Des idées cadeaux ...

Chers adultes, vous qui côtoyez les élèves, si vos proches ne savent pas quoi vous offrir pour les fêtes, j’ai des idées cadeaux à vous suggérer : protège-tibias, casque, ceinture abdominale, abonnement salle de sports …

Nous sommes entrés dans l’école du 21ème siècle qui part d’une belle idée de Jacques Chirac en 2005, l’inclusion. Mais celle-ci a des limites, elle peut mettre tout le monde en souffrance, les enseignants, les AESH, le personnel municipal et les enfants eux-mêmes.

Dans mon école, nous souffrons particulièrement actuellement avec un élève qui en est à la moitié de sa scolarité en élémentaire et qui ne doit pas être frustré, sous peine de faire de violentes crises. Il frappe, griffe, veut se faire mal en se cognant contre les murs, en s’arrachant les oreilles, s’urine dessus, en un mot l’horreur. Alors, les observateurs observent, les papiers se remplissent (fait établissement, registre santé et sécurité, dossier MDPH, GEVASCO, déclenchement PCPE…) mais nous attendons tous dans l’angoisse la prochaine crise qui sera gérée par les gens sur le terrain. C’est épuisant et démobilisateur. Pourtant, nous avons une inspectrice à l’écoute qui fait ce qu’elle peut avec les pauvres moyens dont elle dispose, nous sommes bien dotés en AESH (oui, ça existe !) compétentes et dévouées, j’ai une équipe remarquable et soudée, ce sont des conditions nécessaires mais pas suffisantes. De surcroit, quand vous avez une famille dans le déni (c’est toujours difficile d’admettre que son enfant est handicapé mais de mettre la tête sous le tapis ne fait qu’empirer les choses) et qui a tous les droits (notamment de ne pas mettre son enfant dans une structure adaptée ou de ne pas prodiguer de soins, chose facilitée par le désert médical dans lequel nous sommes), c’est encore moins solutionnable.
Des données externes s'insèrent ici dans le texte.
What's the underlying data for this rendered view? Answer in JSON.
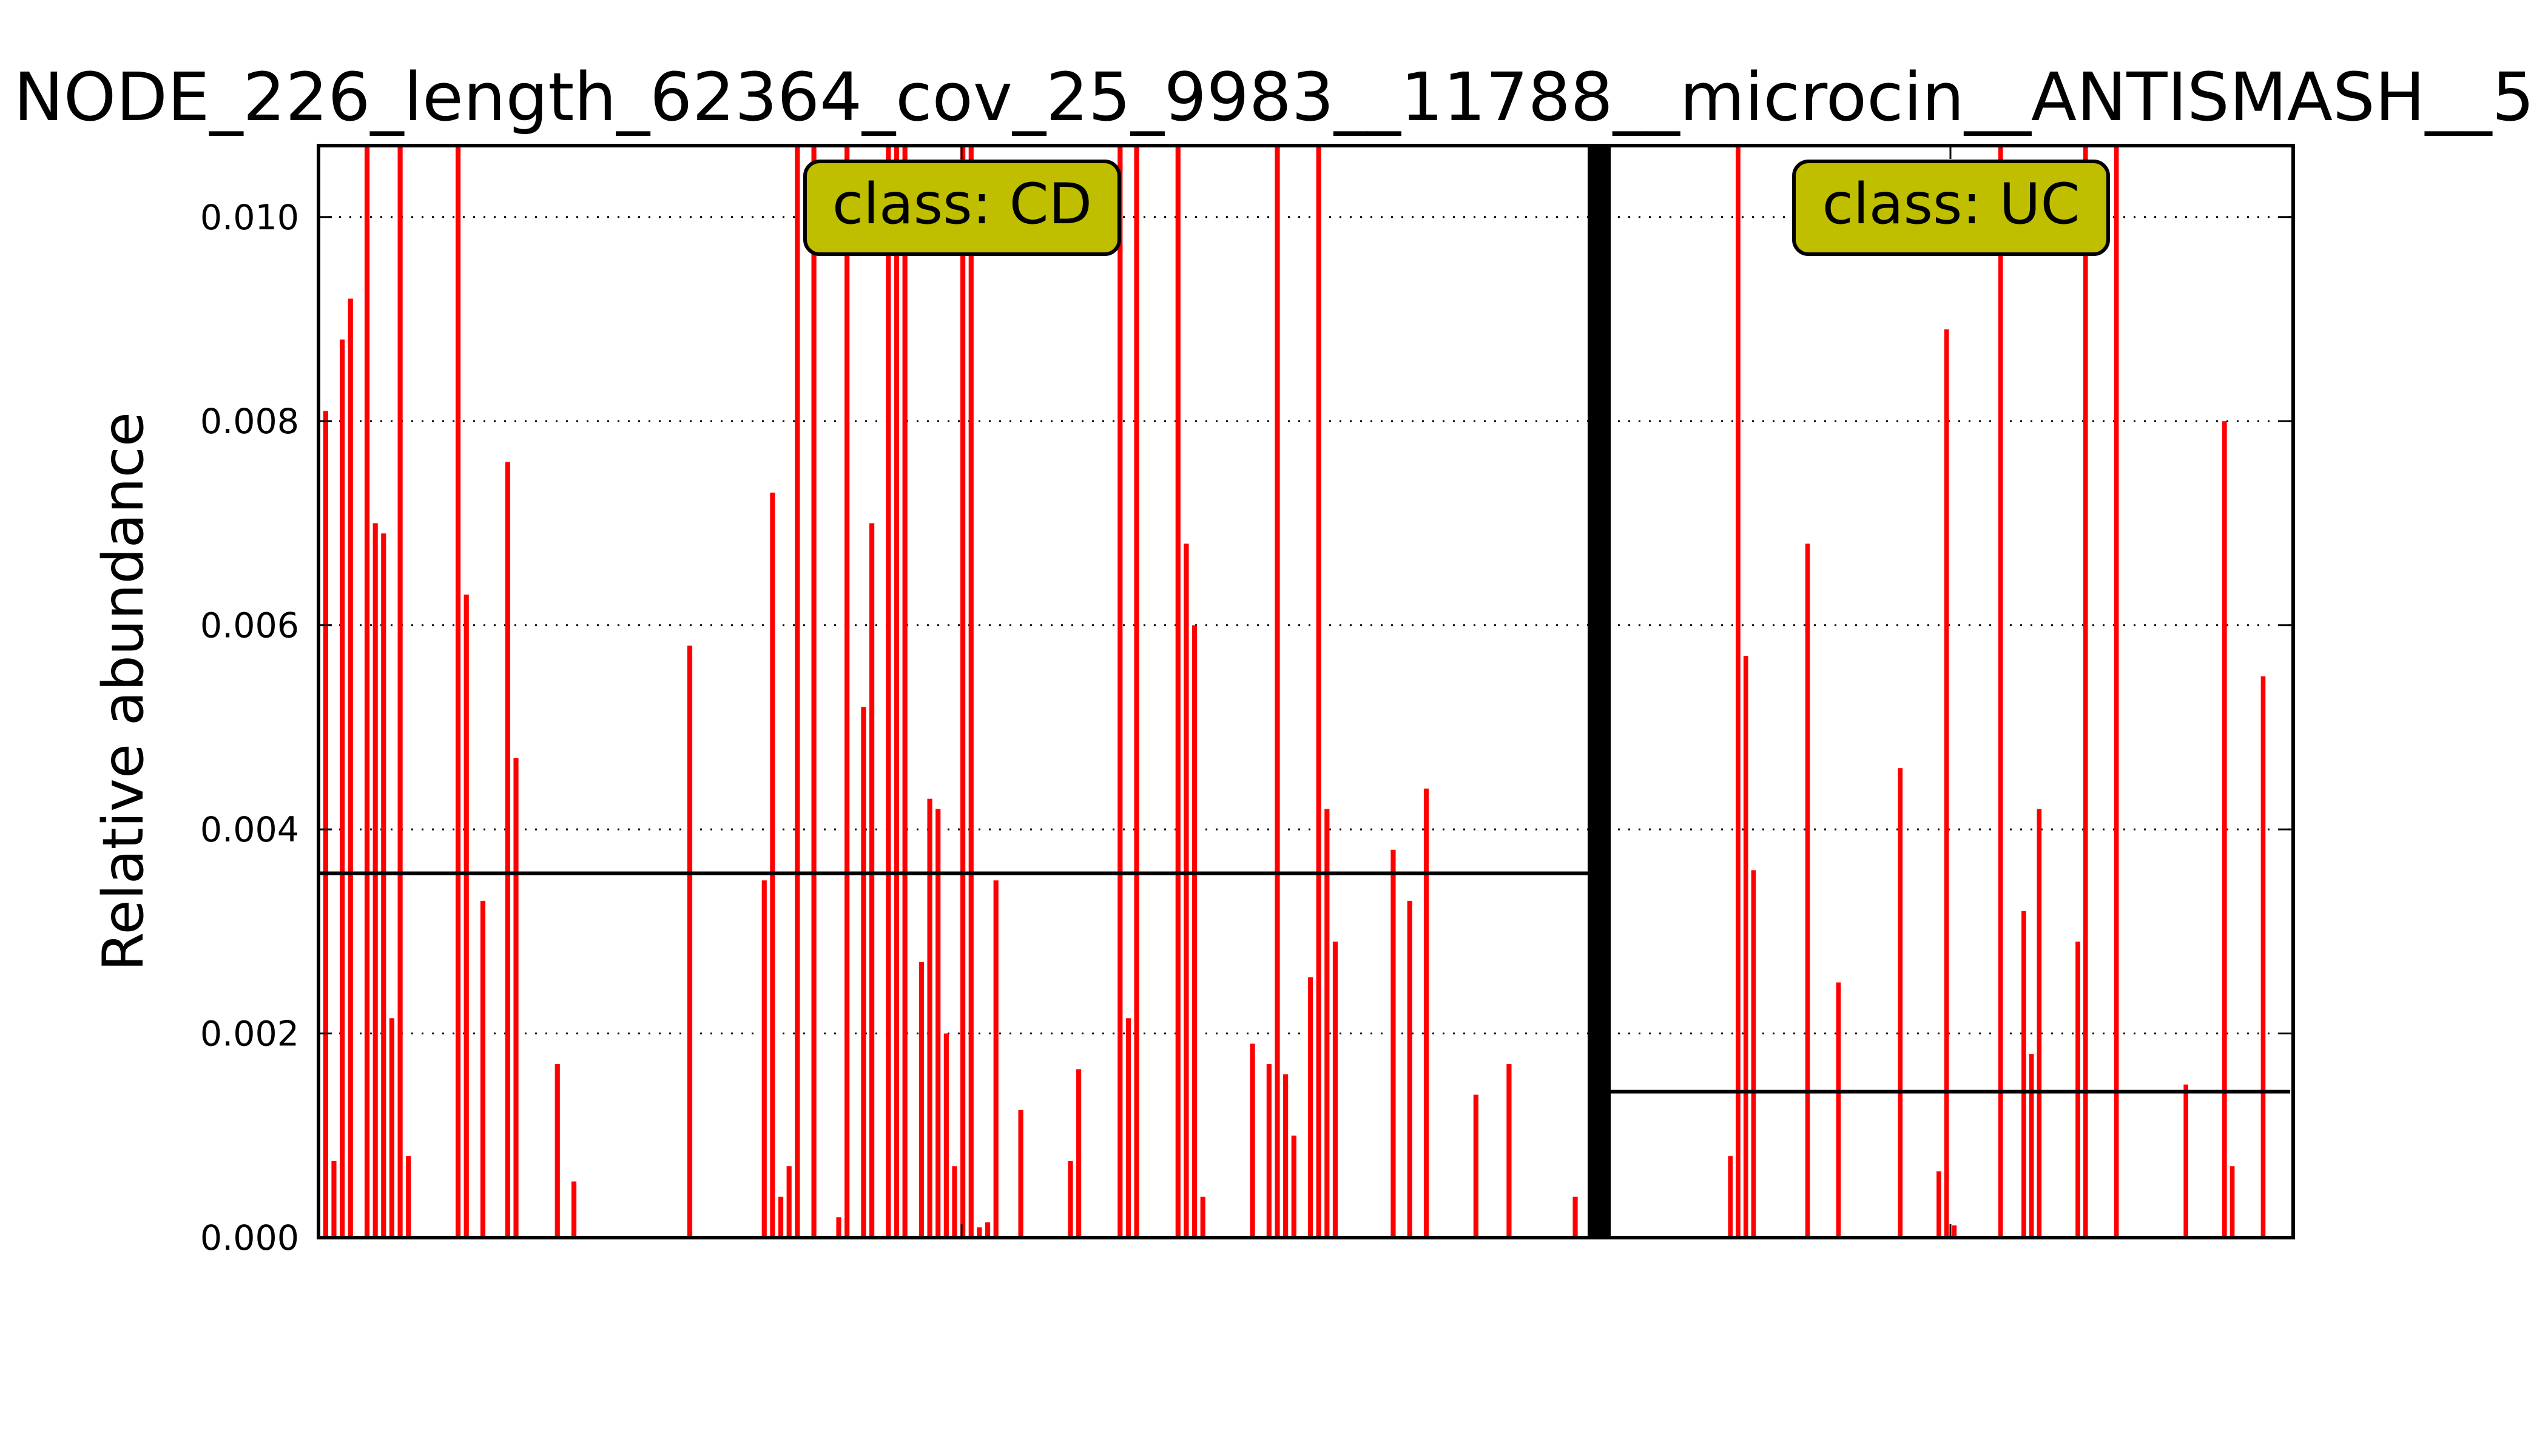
{
  "chart_data": {
    "type": "bar",
    "title": "NODE_226_length_62364_cov_25_9983__11788__microcin__ANTISMASH__5",
    "ylabel": "Relative abundance",
    "xlabel": "",
    "ylim": [
      0,
      0.0107
    ],
    "yticks": [
      "0.000",
      "0.002",
      "0.004",
      "0.006",
      "0.008",
      "0.010"
    ],
    "grid": "horizontal dotted",
    "bar_color": "#ff0000",
    "panels": [
      {
        "class_label": "class: CD",
        "mean_line": 0.00357,
        "values": [
          0.0081,
          0.00075,
          0.0088,
          0.0092,
          0,
          0.0107,
          0.007,
          0.0069,
          0.00215,
          0.0107,
          0.0008,
          0,
          0,
          0,
          0,
          0,
          0.0107,
          0.0063,
          0,
          0.0033,
          0,
          0,
          0.0076,
          0.0047,
          0,
          0,
          0,
          0,
          0.0017,
          0,
          0.00055,
          0,
          0,
          0,
          0,
          0,
          0,
          0,
          0,
          0,
          0,
          0,
          0,
          0,
          0.0058,
          0,
          0,
          0,
          0,
          0,
          0,
          0,
          0,
          0.0035,
          0.0073,
          0.0004,
          0.0007,
          0.0107,
          0,
          0.0107,
          0,
          0,
          0.0002,
          0.0107,
          0,
          0.0052,
          0.007,
          0,
          0.0107,
          0.0107,
          0.0107,
          0,
          0.0027,
          0.0043,
          0.0042,
          0.002,
          0.0007,
          0.0107,
          0.0107,
          0.0001,
          0.00015,
          0.0035,
          0,
          0,
          0.00125,
          0,
          0,
          0,
          0,
          0,
          0.00075,
          0.00165,
          0,
          0,
          0,
          0,
          0.0107,
          0.00215,
          0.0107,
          0,
          0,
          0,
          0,
          0.0107,
          0.0068,
          0.006,
          0.0004,
          0,
          0,
          0,
          0,
          0,
          0.0019,
          0,
          0.0017,
          0.0107,
          0.0016,
          0.001,
          0,
          0.00255,
          0.0107,
          0.0042,
          0.0029,
          0,
          0,
          0,
          0,
          0,
          0,
          0.0038,
          0,
          0.0033,
          0,
          0.0044,
          0,
          0,
          0,
          0,
          0,
          0.0014,
          0,
          0,
          0,
          0.0017,
          0,
          0,
          0,
          0,
          0,
          0,
          0,
          0.0004,
          0
        ]
      },
      {
        "class_label": "class: UC",
        "mean_line": 0.00143,
        "values": [
          0,
          0,
          0,
          0,
          0,
          0,
          0,
          0,
          0,
          0,
          0,
          0,
          0,
          0,
          0,
          0.0008,
          0.0107,
          0.0057,
          0.0036,
          0,
          0,
          0,
          0,
          0,
          0,
          0.0068,
          0,
          0,
          0,
          0.0025,
          0,
          0,
          0,
          0,
          0,
          0,
          0,
          0.0046,
          0,
          0,
          0,
          0,
          0.00065,
          0.0089,
          0.00012,
          0,
          0,
          0,
          0,
          0,
          0.0107,
          0,
          0,
          0.0032,
          0.0018,
          0.0042,
          0,
          0,
          0,
          0,
          0.0029,
          0.0107,
          0,
          0,
          0,
          0.0107,
          0,
          0,
          0,
          0,
          0,
          0,
          0,
          0,
          0.0015,
          0,
          0,
          0,
          0,
          0.008,
          0.0007,
          0,
          0,
          0,
          0.0055,
          0,
          0,
          0
        ]
      }
    ]
  }
}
Si ce n’était qu’un cas isolé, tout cela ne serait pas grave mais quand vous contactez le centre médico scolaire qui vous annonce qu’il y en a beaucoup et de plus en plus, c’est terrorisant.

Si le vieil enseignant que je suis était le seul à faire ce constat (il est aigri, c’est normal il est vieux !), ce ne serait pas grave. Mais quand l’éducation nationale perd de jeunes collègues compétents et peine à recruter, cela fait froid dans le dos. Quand j’entends des collègues investis de 40 ans ou moins dire qu’ils ne vont pas pouvoir rester dans ce marasme encore 25 ans, je m’inquiète ! Et quand l’école va mal, c’est tout l’avenir de la société qui vacille, ces enfants en souffrance deviendront adultes et alimenteront les faits divers.

Alors faire classe dans ces conditions tous les jours, toute l’année, sans être arrêté, est déjà un grand et le meilleur des projets, n’allons pas chercher l’axe 12 de l’objectif 37. Quand nous voyons des vidéos formatrices pour nous expliquer les nouveaux programmes avec des gens dialoguant autour d’une table, nous sommes totalement hors sol.

C’était le cri de détresse (écrit simplement de sa main sans l’aide du chat qui pète) d’un enseignant directeur en fin de carrière qui refuse de voir l’école publique pour laquelle il s’est investi toute sa carrière se déliter de cette façon.